Chapter 11: The Measurement Box Model
Regression is the dominant method of empirical analysis in economics. It has two basic applications: description and inference. The first eight chapters of this book use regression for description. Chapters 9 and 10 introduce and review tools for making statistical inference. We are now ready to see how regression is used when the data are a sample from a population.
The next few chapters prepare the ground for the study of regression as a tool for inference and forecasting. Inference in general means reasoning from factual knowledge or evidence. In statistics, we have a sample drawn from a population and use the sample to infer something about the population.
For example, suppose we have data on 1,178 people in the United States in 1989 selected at random from the adult working population. We have the level of experience and the wages of these people. Part 1 discusses the use of regression to provide a summary of the bivariate wage-experience data. Statistical inference aims at a much more ambitious goal. Instead of simply describing the relationship for those 1,178 people, we wish to discover the relationship between wage and experience for all of the adult workers in the United States. Our aim is to make educated guesses about the population based on information gathered from the sample.
Throughout our study of regression applied to inferential questions, we will emphasize the importance that chance and sampling error play in our educated guesses, which we will call estimates. Although the details require concentration and effort, the main idea – that an estimate based on a particular sample is likely to be off the true, unknown, population value – is not difficult to grasp.
We stress the importance of understanding the role of chance in an inferential setting because regression for inference requires an explicit model of the chance process. We do not want the student to memorize a list of rules that must be met or, worse, assumed. Instead, our goal is true understanding of different models of chance and their implications for regression analysis in an inferential setting. Thus, much of the presentation in the rest of the book is built on the idea of sampling and sampling error. Although proceeding with caution over some difficult terrain, we do count on prior knowledge of elementary statistical inference.
In this chapter we discuss a simple model for the data generation process first used by astronomers as a way of combining measurements of celestial bodies to estimate their true orbits. The problem these scientists faced was that, despite strong theoretical evidence that planets ought to orbit along smooth curves, their measurements did not all fit on a single curve. They realized that the data resulted from imperfect measurements of the exact location of the planets. The scientists’ task was somehow to reconcile the data to come up with a single best estimate of the true orbit. In this endeavor astronomers realized that, in general, it was a good practice to make use of all the observations. The question was how. The solution ultimately depended on arriving at a satisfactory model of the data generation process.
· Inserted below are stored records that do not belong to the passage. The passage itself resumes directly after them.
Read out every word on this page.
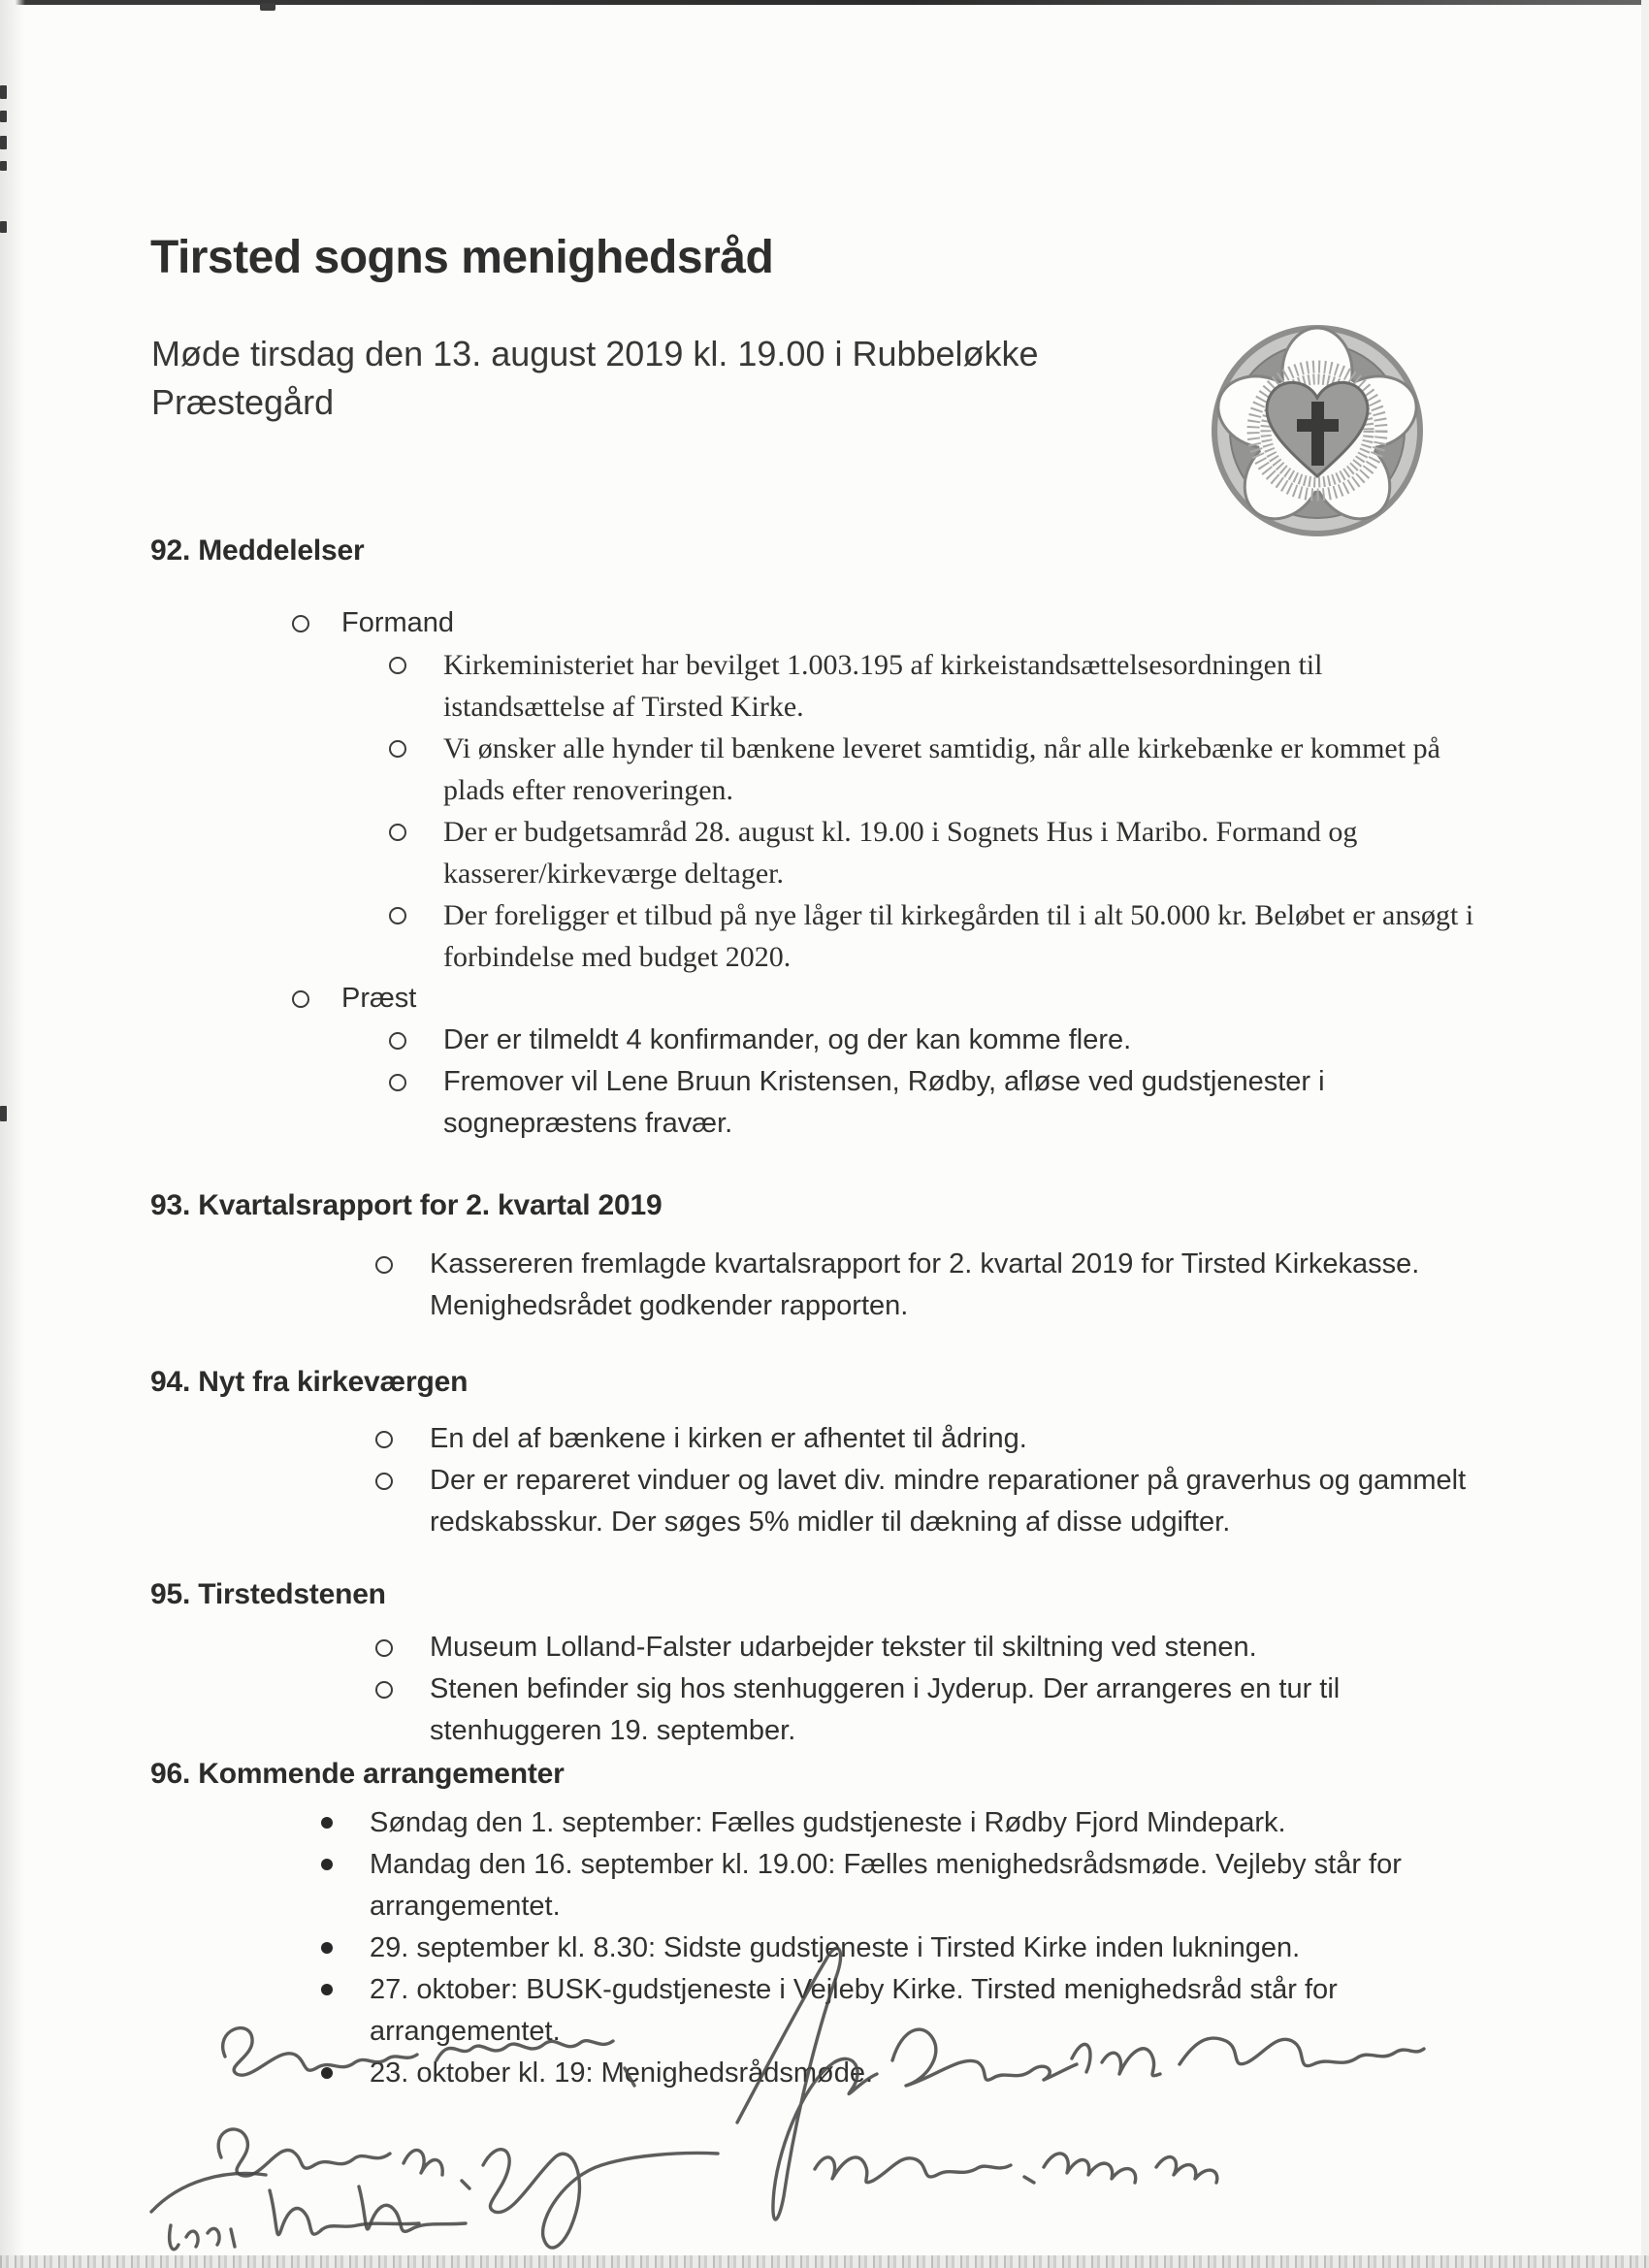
Tirsted sogns menighedsråd
Møde tirsdag den 13. august 2019 kl. 19.00 i Rubbeløkke Præstegård
92. Meddelelser
Formand
Kirkeministeriet har bevilget 1.003.195 af kirkeistandsættelsesordningen til istandsættelse af Tirsted Kirke.
Vi ønsker alle hynder til bænkene leveret samtidig, når alle kirkebænke er kommet på plads efter renoveringen.
Der er budgetsamråd 28. august kl. 19.00 i Sognets Hus i Maribo. Formand og kasserer/kirkeværge deltager.
Der foreligger et tilbud på nye låger til kirkegården til i alt 50.000 kr. Beløbet er ansøgt i forbindelse med budget 2020.
Præst
Der er tilmeldt 4 konfirmander, og der kan komme flere.
Fremover vil Lene Bruun Kristensen, Rødby, afløse ved gudstjenester i sognepræstens fravær.
93. Kvartalsrapport for 2. kvartal 2019
Kassereren fremlagde kvartalsrapport for 2. kvartal 2019 for Tirsted Kirkekasse. Menighedsrådet godkender rapporten.
94. Nyt fra kirkeværgen
En del af bænkene i kirken er afhentet til ådring.
Der er repareret vinduer og lavet div. mindre reparationer på graverhus og gammelt redskabsskur. Der søges 5% midler til dækning af disse udgifter.
95. Tirstedstenen
Museum Lolland-Falster udarbejder tekster til skiltning ved stenen.
Stenen befinder sig hos stenhuggeren i Jyderup. Der arrangeres en tur til stenhuggeren 19. september.
96. Kommende arrangementer
Søndag den 1. september: Fælles gudstjeneste i Rødby Fjord Mindepark.
Mandag den 16. september kl. 19.00: Fælles menighedsrådsmøde. Vejleby står for arrangementet.
29. september kl. 8.30: Sidste gudstjeneste i Tirsted Kirke inden lukningen.
27. oktober: BUSK-gudstjeneste i Vejleby Kirke. Tirsted menighedsråd står for arrangementet.
23. oktober kl. 19: Menighedsrådsmøde.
We begin with this model in a book dedicated to econometrics because it serves as an easily understandable bridge from the data generation processes of basic statistics (what we have called the coin-flip and polling box models) to the classical econometric model of Chapter 13. Sections 11.2 through 11.5 discuss a univariate problem in which we measure a single quantity repeatedly. We will show how the basic models of the data generating process reviewed in Chapter 10 can be modified to work out the properties of the sample average in this measurement problem. In Section 11.6, a crucial conceptual leap is made by extending the measurement box model to the problem of the relationship between two variables estimated via a bivariate regression.
Chapters 11 through 13 present three different descriptions of the data generation process. In Chapter 13, we point out that, mathematically speaking, the measurement box model of this chapter and the classical econometric model of Chapter 13 are identical. Why do we distinguish between them? We do so because we wish to stress that one must have a coherent, plausible explanation for the data generation process before one proceeds to statistical inference. The measurement box model of this chapter assigns very different roles to chance error than does the classical econometric model.
This chapter also demonstrates two complementary approaches applied throughout the rest of the book: the box model, which facilitates comprehension of the data generating process, and Monte Carlo simulation, which enables us to approximate the distribution of estimates obtained according to a specified data generating process.